2. The online process library self-learning based all-aluminum vehicle body riveting system as claimed in claim 1, wherein the all-aluminum vehicle body cooperative riveting operation network adopts a node dynamic access and exit mechanism.

3. A method of implementing an all-aluminum body riveting system based on-line process library self-learning as claimed in claim 1 or 2, comprising:

s1: constructing an online riveting process library cloud server by combining orthogonal test design and riveting mechanism finite element analysis;

s2: constructing an all-aluminum vehicle body cooperative riveting operation network for a plurality of riveting robots to finish the connection and the call of an access interface of the distributed riveting robots to the online riveting process library cloud server;

s3: the self-learning process experience is obtained through a riveting process CAE simulation analysis platform facing the riveting task of the all-aluminum vehicle body;

s4: according to self-learning process experience, the operation mode information of the robot is dynamically set, and the autonomous operation of the robot is realized;

s5: and a detection feedback system of the riveting process of the all-aluminum vehicle body based on the laser radar and the visual camera is constructed, so that automatic detection of riveting quality and feedback of operation results are realized.

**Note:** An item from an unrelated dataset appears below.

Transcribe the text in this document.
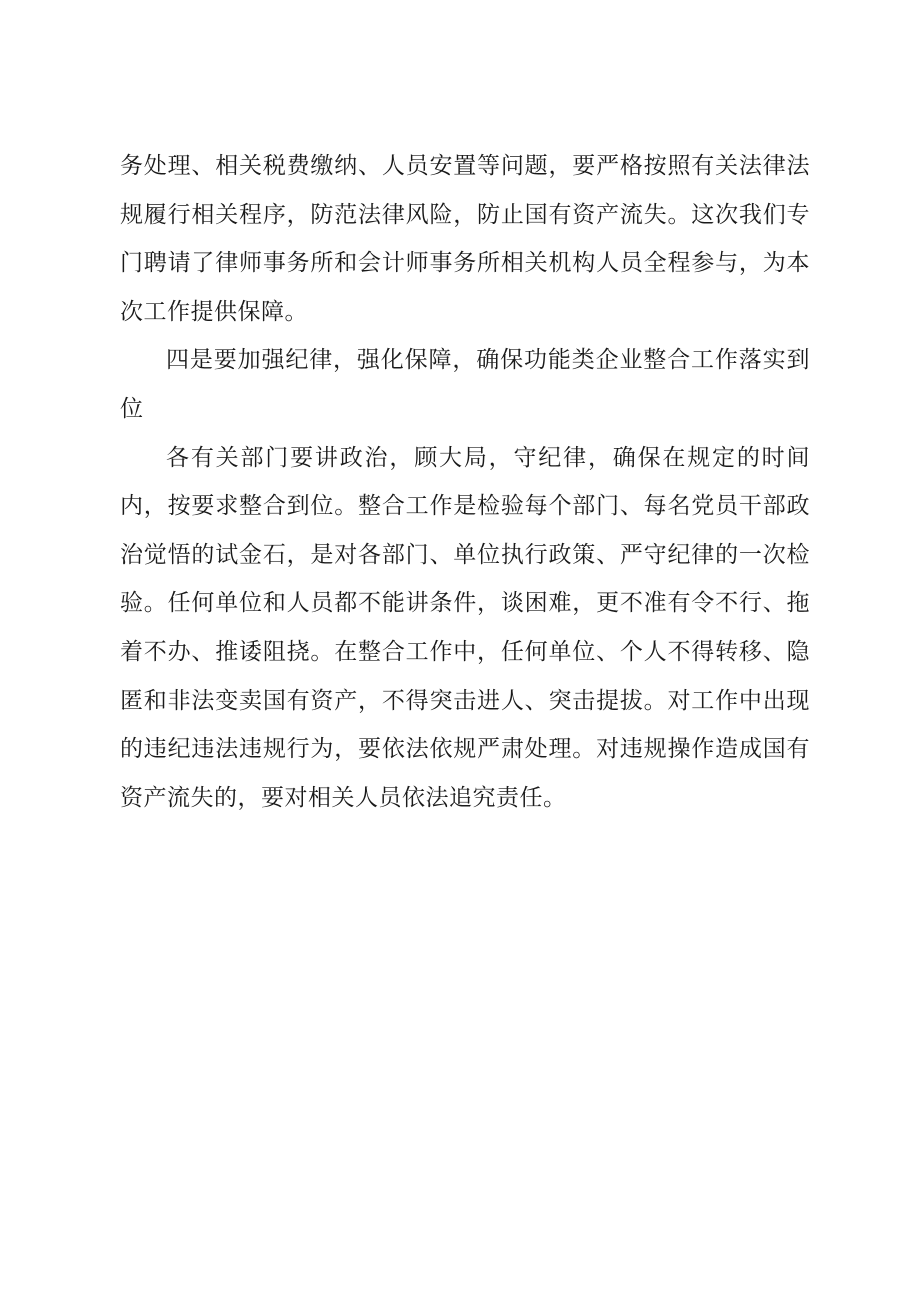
务处理、相关税费缴纳、人员安置等问题，要严格按照有关法律法规履行相关程序，防范法律风险，防止国有资产流失。这次我们专门聘请了律师事务所和会计师事务所相关机构人员全程参与，为本次工作提供保障。

四是要加强纪律，强化保障，确保功能类企业整合工作落实到位

各有关部门要讲政治，顾大局，守纪律，确保在规定的时间内，按要求整合到位。整合工作是检验每个部门、每名党员干部政治觉悟的试金石，是对各部门、单位执行政策、严守纪律的一次检验。任何单位和人员都不能讲条件，谈困难，更不准有令不行、拖着不办、推诿阻挠。在整合工作中，任何单位、个人不得转移、隐匿和非法变卖国有资产，不得突击进人、突击提拔。对工作中出现的违纪违法违规行为，要依法依规严肃处理。对违规操作造成国有资产流失的，要对相关人员依法追究责任。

4. The method for implementing the all-aluminum vehicle body riveting system based on the online process library self-learning according to claim 3, wherein the process of obtaining the self-learning process experience through the riveting process CAE simulation analysis platform in S3 comprises the following steps: when a new technological parameter requirement exists, the riveting process CAE simulation analysis platform adopts an online process library self-learning algorithm to obtain industrial parameters with optimized strength; and carrying out virtual analysis and pre-evaluation of riveting quality in the riveting process by using a CAE simulation analysis platform of the riveting process.

5. The method for realizing the all-aluminum vehicle body riveting system based on the online process library self-learning according to claim 4, wherein the process for obtaining the industrial parameters with optimized strength by the online process library self-learning algorithm comprises the following steps:

and simulating different process parameters through a CAE simulation analysis platform of the riveting process to obtain joint strength simulation results obtained under the process parameters, updating a relation of the process parameters with respect to strength by using a neural network method, and optimally designing the strength relation through a multi-objective genetic algorithm to obtain the strength-optimized process parameters.